News that Yorkshire is the only region in the country to record an increase in the number of pupils being excluded for bullying in the last two years can be looked at in two ways - sadness that the issue is so prevalent within the region’s schools or offering a level of reassurance that a problem that so deeply affects so many people’s school days is being taken seriously.
What is not in doubt is the terrible impact bullying has on its victims - and the way in which social media is making it ever-harder for children to protect themselves from abuse.
As Pat Sowa from Harrogate movingly explains in today’s newspaper, bullying was a contributory factor in the death of her son Dom, who died by suicide at the age of 17 after being badly bullied when he came out as a gay at 14 both in the classroom and on the internet.
Social media has many positive aspects but one of its most negative ones is undoubtedly that bullying no longer stops at the school gates, taking away the sanctuary that home life can offer for young people who are in the firing line from their peers.
Almost 350 students were excluded for bullying across Yorkshire last year but the reality is that number will only represent the tip of the iceberg when it comes to the number of cases happening within our schools.

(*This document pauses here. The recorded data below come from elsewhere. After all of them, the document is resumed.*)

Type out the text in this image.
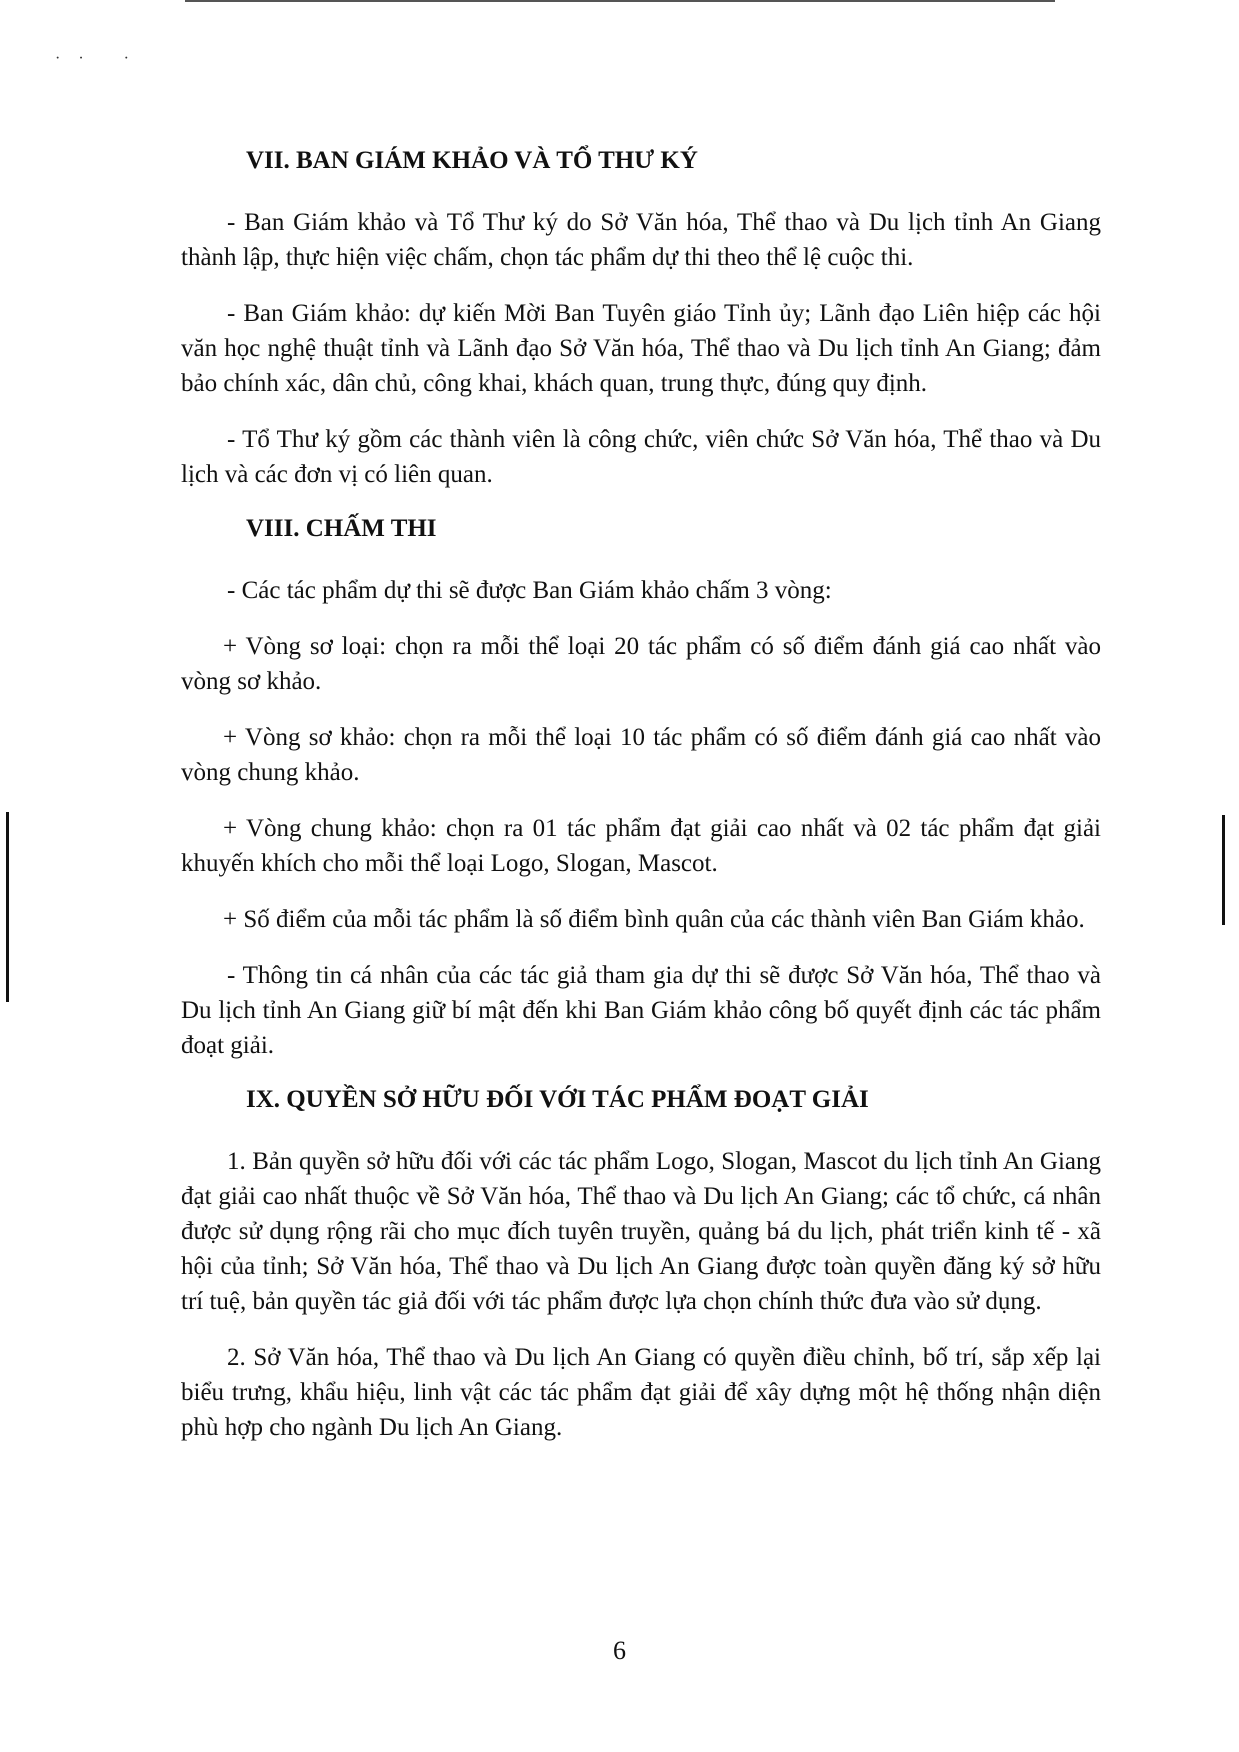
·· ·
VII. BAN GIÁM KHẢO VÀ TỔ THƯ KÝ

- Ban Giám khảo và Tổ Thư ký do Sở Văn hóa, Thể thao và Du lịch tỉnh An Giang thành lập, thực hiện việc chấm, chọn tác phẩm dự thi theo thể lệ cuộc thi.

- Ban Giám khảo: dự kiến Mời Ban Tuyên giáo Tỉnh ủy; Lãnh đạo Liên hiệp các hội văn học nghệ thuật tỉnh và Lãnh đạo Sở Văn hóa, Thể thao và Du lịch tỉnh An Giang; đảm bảo chính xác, dân chủ, công khai, khách quan, trung thực, đúng quy định.

- Tổ Thư ký gồm các thành viên là công chức, viên chức Sở Văn hóa, Thể thao và Du lịch và các đơn vị có liên quan.

VIII. CHẤM THI

- Các tác phẩm dự thi sẽ được Ban Giám khảo chấm 3 vòng:

+ Vòng sơ loại: chọn ra mỗi thể loại 20 tác phẩm có số điểm đánh giá cao nhất vào vòng sơ khảo.

+ Vòng sơ khảo: chọn ra mỗi thể loại 10 tác phẩm có số điểm đánh giá cao nhất vào vòng chung khảo.

+ Vòng chung khảo: chọn ra 01 tác phẩm đạt giải cao nhất và 02 tác phẩm đạt giải khuyến khích cho mỗi thể loại Logo, Slogan, Mascot.

+ Số điểm của mỗi tác phẩm là số điểm bình quân của các thành viên Ban Giám khảo.

- Thông tin cá nhân của các tác giả tham gia dự thi sẽ được Sở Văn hóa, Thể thao và Du lịch tỉnh An Giang giữ bí mật đến khi Ban Giám khảo công bố quyết định các tác phẩm đoạt giải.

IX. QUYỀN SỞ HỮU ĐỐI VỚI TÁC PHẨM ĐOẠT GIẢI

1. Bản quyền sở hữu đối với các tác phẩm Logo, Slogan, Mascot du lịch tỉnh An Giang đạt giải cao nhất thuộc về Sở Văn hóa, Thể thao và Du lịch An Giang; các tổ chức, cá nhân được sử dụng rộng rãi cho mục đích tuyên truyền, quảng bá du lịch, phát triển kinh tế - xã hội của tỉnh; Sở Văn hóa, Thể thao và Du lịch An Giang được toàn quyền đăng ký sở hữu trí tuệ, bản quyền tác giả đối với tác phẩm được lựa chọn chính thức đưa vào sử dụng.

2. Sở Văn hóa, Thể thao và Du lịch An Giang có quyền điều chỉnh, bố trí, sắp xếp lại biểu trưng, khẩu hiệu, linh vật các tác phẩm đạt giải để xây dựng một hệ thống nhận diện phù hợp cho ngành Du lịch An Giang.

6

Read more: The silent epidemic of bullying
After her family’s experiences, Ms Sowa’s call for schools to take a proactive approach which makes it difficult for bullying to flourish and to stamp down on it when it does occur should be taken seriously. “I am going to have a Dom-shaped hole for ever. My biggest thing now is to try to stop this happening to any other family,” she says.
Bullying is all-too-common, but more can be done to minimise its often-tragic impact.